Quite often he’ll just give something out of the goodness of his heart. If it’s something to do with his mouth, he’ll skip the middle man and stick it in yours. The first time this happened, I was ever so surprised to find myself sucking on Ian’s pacifier as I buckled his seatbelt.
Last night, Ian was playing with [chewing on] a deck of cards. I thought we’d finished our game of Go Fish, but he dealt another hand and stuck the Queen of Diamonds in my mouth.
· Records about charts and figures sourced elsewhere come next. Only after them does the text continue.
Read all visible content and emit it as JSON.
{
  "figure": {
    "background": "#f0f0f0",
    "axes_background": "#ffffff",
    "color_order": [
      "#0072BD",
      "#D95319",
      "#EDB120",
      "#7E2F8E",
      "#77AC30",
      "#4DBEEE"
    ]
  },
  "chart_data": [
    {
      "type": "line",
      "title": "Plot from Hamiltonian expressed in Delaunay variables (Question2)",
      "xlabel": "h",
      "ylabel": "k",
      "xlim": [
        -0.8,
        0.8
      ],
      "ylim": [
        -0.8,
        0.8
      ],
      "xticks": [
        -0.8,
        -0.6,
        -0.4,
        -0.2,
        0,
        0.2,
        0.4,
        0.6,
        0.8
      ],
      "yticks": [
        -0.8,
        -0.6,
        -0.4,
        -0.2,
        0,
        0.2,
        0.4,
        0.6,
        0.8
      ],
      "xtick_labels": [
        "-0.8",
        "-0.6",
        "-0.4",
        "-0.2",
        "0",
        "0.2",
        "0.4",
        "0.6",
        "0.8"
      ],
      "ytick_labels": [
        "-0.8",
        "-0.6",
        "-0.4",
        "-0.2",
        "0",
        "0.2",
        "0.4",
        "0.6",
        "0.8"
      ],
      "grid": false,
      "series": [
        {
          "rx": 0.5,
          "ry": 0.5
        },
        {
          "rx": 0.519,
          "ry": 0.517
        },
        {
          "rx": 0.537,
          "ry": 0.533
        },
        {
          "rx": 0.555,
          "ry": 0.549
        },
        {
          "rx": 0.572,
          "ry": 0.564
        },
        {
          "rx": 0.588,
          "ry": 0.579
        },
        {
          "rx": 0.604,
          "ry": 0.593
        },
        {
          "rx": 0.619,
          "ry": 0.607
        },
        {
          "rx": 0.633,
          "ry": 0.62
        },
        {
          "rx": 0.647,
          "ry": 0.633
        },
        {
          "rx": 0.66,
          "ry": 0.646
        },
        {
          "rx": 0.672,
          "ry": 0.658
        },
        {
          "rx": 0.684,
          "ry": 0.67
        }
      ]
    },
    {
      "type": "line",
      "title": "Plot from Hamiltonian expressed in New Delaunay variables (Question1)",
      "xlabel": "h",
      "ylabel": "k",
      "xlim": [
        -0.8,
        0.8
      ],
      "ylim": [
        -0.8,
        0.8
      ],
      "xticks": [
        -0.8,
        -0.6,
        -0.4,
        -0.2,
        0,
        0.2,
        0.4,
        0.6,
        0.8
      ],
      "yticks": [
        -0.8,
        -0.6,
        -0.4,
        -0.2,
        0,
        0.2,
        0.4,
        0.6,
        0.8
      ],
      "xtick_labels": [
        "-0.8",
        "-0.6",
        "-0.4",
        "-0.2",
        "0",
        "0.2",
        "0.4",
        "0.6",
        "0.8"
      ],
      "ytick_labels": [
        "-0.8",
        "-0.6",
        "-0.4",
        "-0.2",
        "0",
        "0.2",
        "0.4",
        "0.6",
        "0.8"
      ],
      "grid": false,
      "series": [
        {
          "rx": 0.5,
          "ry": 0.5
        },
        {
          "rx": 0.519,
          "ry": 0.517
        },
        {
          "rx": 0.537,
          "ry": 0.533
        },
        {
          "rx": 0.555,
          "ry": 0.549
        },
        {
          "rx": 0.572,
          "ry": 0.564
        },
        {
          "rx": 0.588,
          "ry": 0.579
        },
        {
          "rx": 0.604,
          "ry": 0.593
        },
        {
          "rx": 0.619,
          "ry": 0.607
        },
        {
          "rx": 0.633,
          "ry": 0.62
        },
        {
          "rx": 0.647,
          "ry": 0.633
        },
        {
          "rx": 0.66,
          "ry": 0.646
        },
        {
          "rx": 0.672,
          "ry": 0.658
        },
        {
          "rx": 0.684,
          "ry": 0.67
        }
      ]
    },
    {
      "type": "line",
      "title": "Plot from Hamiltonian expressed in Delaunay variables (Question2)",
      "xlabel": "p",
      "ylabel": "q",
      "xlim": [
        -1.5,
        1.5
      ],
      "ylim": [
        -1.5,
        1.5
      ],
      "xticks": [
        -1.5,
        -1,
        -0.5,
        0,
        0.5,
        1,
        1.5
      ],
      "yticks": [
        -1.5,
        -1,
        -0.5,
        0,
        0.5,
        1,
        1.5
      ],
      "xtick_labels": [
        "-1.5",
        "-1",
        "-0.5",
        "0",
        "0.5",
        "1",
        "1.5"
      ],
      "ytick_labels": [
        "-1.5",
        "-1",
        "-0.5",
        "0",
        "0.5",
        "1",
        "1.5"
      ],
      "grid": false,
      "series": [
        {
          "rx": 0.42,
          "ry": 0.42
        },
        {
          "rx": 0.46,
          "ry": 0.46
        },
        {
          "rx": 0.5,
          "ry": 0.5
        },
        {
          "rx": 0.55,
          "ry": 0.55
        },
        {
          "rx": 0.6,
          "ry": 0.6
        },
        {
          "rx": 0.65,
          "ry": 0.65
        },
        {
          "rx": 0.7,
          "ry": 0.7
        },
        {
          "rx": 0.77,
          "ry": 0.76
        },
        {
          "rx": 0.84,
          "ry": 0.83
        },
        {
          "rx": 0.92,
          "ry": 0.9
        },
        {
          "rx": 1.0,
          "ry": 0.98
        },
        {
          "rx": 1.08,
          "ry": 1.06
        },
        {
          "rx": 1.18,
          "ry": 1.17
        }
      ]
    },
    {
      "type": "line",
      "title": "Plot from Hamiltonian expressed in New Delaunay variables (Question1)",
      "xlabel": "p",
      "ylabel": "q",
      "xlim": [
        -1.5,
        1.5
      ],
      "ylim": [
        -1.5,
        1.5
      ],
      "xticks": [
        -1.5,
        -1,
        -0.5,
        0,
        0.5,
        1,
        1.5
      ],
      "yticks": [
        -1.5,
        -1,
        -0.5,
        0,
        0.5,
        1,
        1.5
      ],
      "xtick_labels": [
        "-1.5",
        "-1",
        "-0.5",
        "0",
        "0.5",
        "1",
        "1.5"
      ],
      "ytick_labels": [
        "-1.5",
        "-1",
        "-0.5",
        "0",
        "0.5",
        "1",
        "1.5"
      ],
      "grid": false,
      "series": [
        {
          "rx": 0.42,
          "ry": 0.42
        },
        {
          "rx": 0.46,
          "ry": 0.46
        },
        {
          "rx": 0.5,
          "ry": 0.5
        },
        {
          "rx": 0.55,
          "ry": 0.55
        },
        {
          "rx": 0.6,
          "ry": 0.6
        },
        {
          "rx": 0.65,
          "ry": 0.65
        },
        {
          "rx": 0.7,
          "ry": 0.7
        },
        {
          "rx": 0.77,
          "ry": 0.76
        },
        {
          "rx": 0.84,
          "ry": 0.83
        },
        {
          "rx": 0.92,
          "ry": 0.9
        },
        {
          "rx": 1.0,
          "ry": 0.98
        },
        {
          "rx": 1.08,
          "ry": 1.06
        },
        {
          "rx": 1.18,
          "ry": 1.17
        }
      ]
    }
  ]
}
Like any good father, I took the card between my teeth, and, growling, shook my head back and forth. After squealing and changing suit a few times, Ian clamped on the other side and there we were, father and son, like two dogs fighting over a bone.
Fatherhood is the coolest thing I’ve ever done.
p.s. Ian is officially walking. Kelly and I have established a DMZ three feet above everything in our house, and the cats have been ordered to evacuate.
I was never as attentive in Psychology as I should have been. I took Psych 101 my Freshman year, when I thought college was high school with really big lockers. But as it happens, I’m being given a second chance at early-childhood psychology under the guidance of my son, Professor Watch-Me-Do-This.
Ian’s behavior during his first month was fairly simple to explain: stimulus and response. He was hungry, he cried. He was cold, he cried. He was crying, he cried. A thousand stimuli with only one response, but can you fault him? When you can’t grasp the concept of ‘purple’, how can you be expected to grab the nearest Readers’ Digest when your diaper is full?
This ‘Cry Me a River’ period was soon followed by Ian’s ‘Shiny Thing’ phase. Any new sensation or experience would mesmerise him, and he’d sit quietly and stare like a boy and his gramophone, or me and any Gene Wilder movie.
This was neat. Not just because of the Rube Goldberg contraption I could see whirring behind Ian’s eyes, but also because his mind would run at full-throttle for anything. Kelly’s hair, the cats, the livingroom couch, a pencil - when everything is new, nothing is mundane.
From then on, Ian’s behavior was (and is) based on a never-ending game of ‘What If?’. It started as a simple progression from ‘What happens if I push this?’ to ‘What happens if I push this again?’. It was great watching his mind discover new dots and try to connect them.
“Hey, this door closes!”
“Hey, sometimes my fingers hurt when this door closes!”
“Hey, I have to be really careful when this door closes!”
(Ian thinks only in exclamation points. I can see it in his eyes.)
Ian’s first year was the Age of Reason. I could always follow the trail of breadcrumbs and discover some logical explanation for why he was laughing at the toaster. We’ve now entered the Age of…Something Else. Since I used to spend so much time with Ian, and he couldn’t get around so well on his own, the breadcrumbs were easy to find. Now he’s stopped leaving breadcrumbs. Either that, or the cats get to them first.
Ian now polishes the carpet with his forehead. He crawls around the house, sweeping his head from side to side, forehead ground firmly into the floor. I used to think he just had problems lifting his massive, MENSA brain. Now I know that it’s…something else.
He sometimes holds roiling, in-depth conversations with thin air. I think Ian can see dead people. He gesticulates, nods or shakes his head, points at things to emphasize their significance…sometimes he draws me or Kelly into the conversation. He looks at us, expectantly, waiting for our thoughts on the matter. It’s a bit like walking into the middle of a conversation and being asked to agree to whatever’s just been said.
Occasionally he’ll laugh with no toaster in sight. I think he tells himself jokes.
I wish I’d paid more attention in college. Carpet-polishing is amazing to watch, but Ian doesn’t teach from a textbook, and, I swear, he never gave me the syllabus.